A group of international researchers has found promising clues to help develop a cure for osteoarthritis after discovering new genetic risk factors for the disease. 

Osteoarthritis is the most common form of arthritis and often occurs in the hands, feet, hips, knees and spine. There is no cure.

The disease affects more than 500 million people worldwide, according to the 2019 Global Burden of Disease study, and disproportionately affects women. It is a leading cause of disability due to the severe pain it can cause.

People develop osteoarthritis when the protective cartilage that cushions the bones in their joints begins to break down, causing the bones to rub together.

The study, published in the journal Cell on August 26, was led by the Helmholtz Center Munich in Germany. It is the largest study on osteoarthritis to date, including data from more than 825,000 people of European and East Asian descent.

A cure on the horizon?

The study uncovered "high-value drug targets" for potential treatments. A so-called drug target is a molecule in the body that is linked to the way a disease process plays out, and could be altered using a drug. Such targets are important in helping to stop disease progression in the body.

The researchers were able to identify these targets by pinpointing genes that were likely the cause for osteoarthritis.

Many of these genes signify molecules that are the targets of existing approved drugs and drugs that are currently in clinical development.

"We have confidently identified 100 different genetic risk variants — changes in the DNA sequence — for osteoarthritis, 52 of which had not been associated with the disease before," said Eleftheria Zeggini, director of the Institute of Translational Genomics at the Helmholtz Center in Munich.

Their findings provide more evidence that multiple drugs in development are on the right track, as well as point to new ways existing drugs could be used to help osteoarthritis sufferers, Zeggini told DW. 

Watch video 05:11

Hunting for cartilage cells

Heightened risk for weight-bearing joints, women

The researchers also identified differences in disease risk for non-weight-bearing joints, such as the wrists and elbows, compared to weight-bearing joints, such as the knees and hips that help carry our body weight when we stand and walk.

The study also uncovered the first ever female-specific genetic risk factors for developing the disease, and the first risk factors for early-onset of the disease, as well as genetic links between osteoarthritis and its main symptom — pain.

"Because we have investigated osteoarthritis in multiple joints, we have also identified specific genetic changes that underpin the risk for all forms of osteoarthritis.
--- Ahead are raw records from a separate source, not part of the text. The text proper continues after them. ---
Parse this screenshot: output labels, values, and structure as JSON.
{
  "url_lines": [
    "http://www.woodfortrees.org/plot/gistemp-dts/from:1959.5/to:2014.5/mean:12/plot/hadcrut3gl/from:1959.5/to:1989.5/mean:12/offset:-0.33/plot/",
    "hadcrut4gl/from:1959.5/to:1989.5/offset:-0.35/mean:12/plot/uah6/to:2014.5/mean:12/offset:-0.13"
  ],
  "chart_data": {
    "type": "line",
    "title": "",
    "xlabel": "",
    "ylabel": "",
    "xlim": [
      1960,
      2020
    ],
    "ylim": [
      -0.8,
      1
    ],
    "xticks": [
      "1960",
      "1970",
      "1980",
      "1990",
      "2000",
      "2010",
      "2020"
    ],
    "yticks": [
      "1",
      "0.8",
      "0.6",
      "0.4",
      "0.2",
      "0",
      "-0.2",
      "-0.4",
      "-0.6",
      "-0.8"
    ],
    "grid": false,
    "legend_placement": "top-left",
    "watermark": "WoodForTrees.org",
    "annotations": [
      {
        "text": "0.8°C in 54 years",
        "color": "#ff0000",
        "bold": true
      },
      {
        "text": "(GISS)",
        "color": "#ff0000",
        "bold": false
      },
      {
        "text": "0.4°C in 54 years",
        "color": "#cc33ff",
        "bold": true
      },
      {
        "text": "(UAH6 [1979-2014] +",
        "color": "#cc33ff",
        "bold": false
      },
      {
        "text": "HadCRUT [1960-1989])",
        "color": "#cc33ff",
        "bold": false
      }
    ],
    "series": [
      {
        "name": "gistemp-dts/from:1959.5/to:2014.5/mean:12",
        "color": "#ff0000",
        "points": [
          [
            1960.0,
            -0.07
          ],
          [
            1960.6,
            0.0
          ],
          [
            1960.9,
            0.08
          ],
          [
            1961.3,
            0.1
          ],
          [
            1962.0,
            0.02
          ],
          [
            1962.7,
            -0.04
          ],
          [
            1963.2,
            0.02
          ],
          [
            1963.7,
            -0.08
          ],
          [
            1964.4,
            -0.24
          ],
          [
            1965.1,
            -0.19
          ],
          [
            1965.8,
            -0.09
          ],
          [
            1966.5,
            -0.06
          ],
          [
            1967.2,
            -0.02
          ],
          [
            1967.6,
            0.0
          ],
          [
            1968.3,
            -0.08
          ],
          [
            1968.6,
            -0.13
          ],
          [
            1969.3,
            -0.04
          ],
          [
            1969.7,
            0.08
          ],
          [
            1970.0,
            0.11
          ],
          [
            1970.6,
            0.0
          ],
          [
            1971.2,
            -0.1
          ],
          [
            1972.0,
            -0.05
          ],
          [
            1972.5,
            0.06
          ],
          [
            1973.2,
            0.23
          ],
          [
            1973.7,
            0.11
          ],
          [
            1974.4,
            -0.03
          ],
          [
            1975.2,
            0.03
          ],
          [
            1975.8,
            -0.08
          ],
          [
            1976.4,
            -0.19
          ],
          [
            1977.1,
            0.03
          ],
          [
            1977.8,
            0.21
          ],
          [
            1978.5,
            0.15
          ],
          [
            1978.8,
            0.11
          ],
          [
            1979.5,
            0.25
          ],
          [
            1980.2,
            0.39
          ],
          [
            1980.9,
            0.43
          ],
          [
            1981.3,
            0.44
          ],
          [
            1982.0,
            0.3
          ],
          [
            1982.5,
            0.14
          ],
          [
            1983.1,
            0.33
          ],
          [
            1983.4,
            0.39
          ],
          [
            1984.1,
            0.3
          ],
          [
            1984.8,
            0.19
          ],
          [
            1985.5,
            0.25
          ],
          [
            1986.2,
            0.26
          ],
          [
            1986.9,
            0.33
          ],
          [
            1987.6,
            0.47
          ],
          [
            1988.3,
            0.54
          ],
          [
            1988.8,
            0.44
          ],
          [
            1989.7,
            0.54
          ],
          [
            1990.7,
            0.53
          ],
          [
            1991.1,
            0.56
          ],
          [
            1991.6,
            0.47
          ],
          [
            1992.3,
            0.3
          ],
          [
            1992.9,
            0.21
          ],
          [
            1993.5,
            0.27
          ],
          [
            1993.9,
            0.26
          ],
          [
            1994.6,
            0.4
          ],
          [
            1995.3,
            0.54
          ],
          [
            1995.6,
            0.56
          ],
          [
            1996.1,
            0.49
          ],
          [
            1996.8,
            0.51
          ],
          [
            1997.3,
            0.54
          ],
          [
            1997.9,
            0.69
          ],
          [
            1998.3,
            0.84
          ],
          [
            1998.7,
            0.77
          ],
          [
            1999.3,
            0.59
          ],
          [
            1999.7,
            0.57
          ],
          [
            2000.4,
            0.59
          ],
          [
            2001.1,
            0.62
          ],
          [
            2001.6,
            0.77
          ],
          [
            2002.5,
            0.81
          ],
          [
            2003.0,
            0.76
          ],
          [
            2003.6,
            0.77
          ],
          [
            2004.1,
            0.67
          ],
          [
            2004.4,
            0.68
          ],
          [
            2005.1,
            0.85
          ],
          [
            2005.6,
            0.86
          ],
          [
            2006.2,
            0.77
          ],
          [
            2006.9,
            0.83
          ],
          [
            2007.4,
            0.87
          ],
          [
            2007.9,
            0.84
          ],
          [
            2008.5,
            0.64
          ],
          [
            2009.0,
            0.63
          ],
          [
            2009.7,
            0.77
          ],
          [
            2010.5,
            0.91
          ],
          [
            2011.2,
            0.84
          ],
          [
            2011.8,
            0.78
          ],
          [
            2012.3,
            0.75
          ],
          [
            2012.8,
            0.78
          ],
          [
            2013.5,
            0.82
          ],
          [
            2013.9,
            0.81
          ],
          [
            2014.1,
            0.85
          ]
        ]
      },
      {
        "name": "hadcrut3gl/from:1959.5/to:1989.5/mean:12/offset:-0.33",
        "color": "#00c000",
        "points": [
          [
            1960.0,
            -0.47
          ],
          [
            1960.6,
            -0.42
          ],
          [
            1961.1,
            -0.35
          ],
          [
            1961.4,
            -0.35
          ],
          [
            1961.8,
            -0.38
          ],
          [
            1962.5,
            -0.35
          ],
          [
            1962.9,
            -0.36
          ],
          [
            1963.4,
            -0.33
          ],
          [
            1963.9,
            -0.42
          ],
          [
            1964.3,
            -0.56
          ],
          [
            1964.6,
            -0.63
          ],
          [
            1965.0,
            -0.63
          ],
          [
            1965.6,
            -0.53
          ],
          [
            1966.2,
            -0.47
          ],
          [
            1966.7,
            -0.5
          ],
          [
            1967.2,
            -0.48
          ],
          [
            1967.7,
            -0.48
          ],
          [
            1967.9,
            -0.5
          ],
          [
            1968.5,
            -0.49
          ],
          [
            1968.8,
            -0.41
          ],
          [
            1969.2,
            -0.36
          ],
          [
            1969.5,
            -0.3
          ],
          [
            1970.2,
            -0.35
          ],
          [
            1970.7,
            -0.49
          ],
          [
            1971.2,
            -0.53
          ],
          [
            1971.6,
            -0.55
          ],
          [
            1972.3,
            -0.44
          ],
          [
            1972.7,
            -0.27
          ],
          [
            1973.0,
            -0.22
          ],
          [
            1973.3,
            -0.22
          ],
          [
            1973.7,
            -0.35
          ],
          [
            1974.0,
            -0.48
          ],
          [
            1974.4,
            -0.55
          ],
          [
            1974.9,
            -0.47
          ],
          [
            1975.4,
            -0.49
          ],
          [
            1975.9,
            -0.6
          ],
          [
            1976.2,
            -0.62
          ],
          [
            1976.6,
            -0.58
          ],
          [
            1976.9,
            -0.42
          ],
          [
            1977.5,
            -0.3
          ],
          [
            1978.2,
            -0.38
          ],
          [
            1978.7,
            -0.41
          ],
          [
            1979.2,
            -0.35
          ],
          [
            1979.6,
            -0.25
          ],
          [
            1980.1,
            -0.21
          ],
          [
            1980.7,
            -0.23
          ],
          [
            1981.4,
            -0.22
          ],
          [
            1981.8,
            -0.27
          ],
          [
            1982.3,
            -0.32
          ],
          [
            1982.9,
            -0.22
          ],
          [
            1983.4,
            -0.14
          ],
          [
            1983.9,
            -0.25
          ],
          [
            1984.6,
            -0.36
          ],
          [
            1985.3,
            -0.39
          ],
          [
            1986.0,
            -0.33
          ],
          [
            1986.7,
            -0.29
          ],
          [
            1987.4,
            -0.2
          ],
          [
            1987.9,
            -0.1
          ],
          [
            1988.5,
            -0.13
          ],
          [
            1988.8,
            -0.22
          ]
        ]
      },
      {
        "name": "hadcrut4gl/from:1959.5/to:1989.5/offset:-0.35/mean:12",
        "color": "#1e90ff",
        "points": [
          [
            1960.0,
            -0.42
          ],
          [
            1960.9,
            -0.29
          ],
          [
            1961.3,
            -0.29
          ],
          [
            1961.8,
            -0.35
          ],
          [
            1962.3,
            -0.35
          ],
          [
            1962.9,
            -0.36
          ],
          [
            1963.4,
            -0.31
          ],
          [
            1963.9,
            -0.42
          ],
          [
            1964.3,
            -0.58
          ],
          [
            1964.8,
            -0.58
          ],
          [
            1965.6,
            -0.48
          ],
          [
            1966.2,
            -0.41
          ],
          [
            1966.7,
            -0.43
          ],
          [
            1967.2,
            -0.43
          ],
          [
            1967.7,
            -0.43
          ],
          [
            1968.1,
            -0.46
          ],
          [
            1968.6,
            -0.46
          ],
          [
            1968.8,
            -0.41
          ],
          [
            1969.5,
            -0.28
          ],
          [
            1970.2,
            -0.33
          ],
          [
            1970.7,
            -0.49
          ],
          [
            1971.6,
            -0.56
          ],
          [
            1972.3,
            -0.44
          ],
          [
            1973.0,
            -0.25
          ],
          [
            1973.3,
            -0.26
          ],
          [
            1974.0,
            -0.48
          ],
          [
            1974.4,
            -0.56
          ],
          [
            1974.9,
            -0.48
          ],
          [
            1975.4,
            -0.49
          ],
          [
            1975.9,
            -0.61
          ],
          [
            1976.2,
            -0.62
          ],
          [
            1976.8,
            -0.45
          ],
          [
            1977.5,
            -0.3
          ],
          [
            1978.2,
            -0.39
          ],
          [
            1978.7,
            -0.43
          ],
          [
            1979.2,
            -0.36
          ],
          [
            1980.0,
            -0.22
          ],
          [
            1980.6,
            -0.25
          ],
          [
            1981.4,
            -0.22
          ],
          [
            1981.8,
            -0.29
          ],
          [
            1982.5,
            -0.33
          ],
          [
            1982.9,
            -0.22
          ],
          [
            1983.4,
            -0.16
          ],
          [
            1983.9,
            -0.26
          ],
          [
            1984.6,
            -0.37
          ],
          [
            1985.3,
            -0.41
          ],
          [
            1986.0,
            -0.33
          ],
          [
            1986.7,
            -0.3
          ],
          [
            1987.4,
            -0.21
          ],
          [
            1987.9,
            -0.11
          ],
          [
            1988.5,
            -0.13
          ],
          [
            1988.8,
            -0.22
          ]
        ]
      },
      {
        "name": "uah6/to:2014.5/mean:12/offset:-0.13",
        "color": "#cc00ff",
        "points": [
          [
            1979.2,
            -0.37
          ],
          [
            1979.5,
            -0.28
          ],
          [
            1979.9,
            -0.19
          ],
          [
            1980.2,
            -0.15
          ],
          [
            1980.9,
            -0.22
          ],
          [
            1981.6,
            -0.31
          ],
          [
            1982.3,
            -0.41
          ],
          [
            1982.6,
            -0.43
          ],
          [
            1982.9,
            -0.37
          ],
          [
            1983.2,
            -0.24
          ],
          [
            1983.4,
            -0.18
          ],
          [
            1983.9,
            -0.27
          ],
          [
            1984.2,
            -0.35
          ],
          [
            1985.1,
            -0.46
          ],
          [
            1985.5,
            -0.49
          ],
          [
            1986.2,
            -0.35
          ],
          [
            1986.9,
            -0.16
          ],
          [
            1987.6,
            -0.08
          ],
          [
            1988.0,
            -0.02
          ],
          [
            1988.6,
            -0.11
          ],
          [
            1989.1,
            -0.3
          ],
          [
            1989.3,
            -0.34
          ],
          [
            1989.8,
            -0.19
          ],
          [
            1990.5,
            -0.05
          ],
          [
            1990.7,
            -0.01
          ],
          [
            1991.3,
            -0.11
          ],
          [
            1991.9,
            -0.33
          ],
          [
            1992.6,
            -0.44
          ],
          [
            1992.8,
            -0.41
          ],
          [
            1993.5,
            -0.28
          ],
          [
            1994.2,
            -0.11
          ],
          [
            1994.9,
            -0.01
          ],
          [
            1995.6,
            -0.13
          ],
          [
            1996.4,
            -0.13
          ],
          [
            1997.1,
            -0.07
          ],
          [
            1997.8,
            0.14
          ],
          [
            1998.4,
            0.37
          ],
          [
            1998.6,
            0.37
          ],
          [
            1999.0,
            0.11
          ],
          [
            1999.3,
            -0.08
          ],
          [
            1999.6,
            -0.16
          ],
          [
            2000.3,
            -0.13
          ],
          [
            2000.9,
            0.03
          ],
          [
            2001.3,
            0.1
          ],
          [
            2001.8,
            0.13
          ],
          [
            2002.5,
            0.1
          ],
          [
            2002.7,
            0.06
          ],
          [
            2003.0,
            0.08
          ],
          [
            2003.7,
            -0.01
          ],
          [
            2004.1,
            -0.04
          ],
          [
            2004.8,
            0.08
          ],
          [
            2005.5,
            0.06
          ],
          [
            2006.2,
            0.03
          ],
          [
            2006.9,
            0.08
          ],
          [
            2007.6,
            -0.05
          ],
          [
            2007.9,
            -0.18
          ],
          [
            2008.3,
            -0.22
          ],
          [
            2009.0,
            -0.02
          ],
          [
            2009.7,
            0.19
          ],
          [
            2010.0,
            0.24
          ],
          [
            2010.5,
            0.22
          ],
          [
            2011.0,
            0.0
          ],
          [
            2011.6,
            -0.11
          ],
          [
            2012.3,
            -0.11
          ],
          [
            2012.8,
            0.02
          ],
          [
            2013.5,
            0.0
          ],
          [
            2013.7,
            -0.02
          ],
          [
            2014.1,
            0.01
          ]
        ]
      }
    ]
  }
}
Some of these genes may prove to be validated as therapeutic targets for osteoarthritis, regardless of the joint affected," said study co-author Cindy Boer from Erasmus MC University Medical Center in the Netherlands in a press release.

Genetic risk factors are however not easily explained — they can often be complex and difficult to be aware of without knowledge of a person's family history or genetic testing.

More clinical studies will be needed to figure out exactly how to target the right genes and proteins, as well as how different drugs could help relieve patients suffering from osteoarthritis.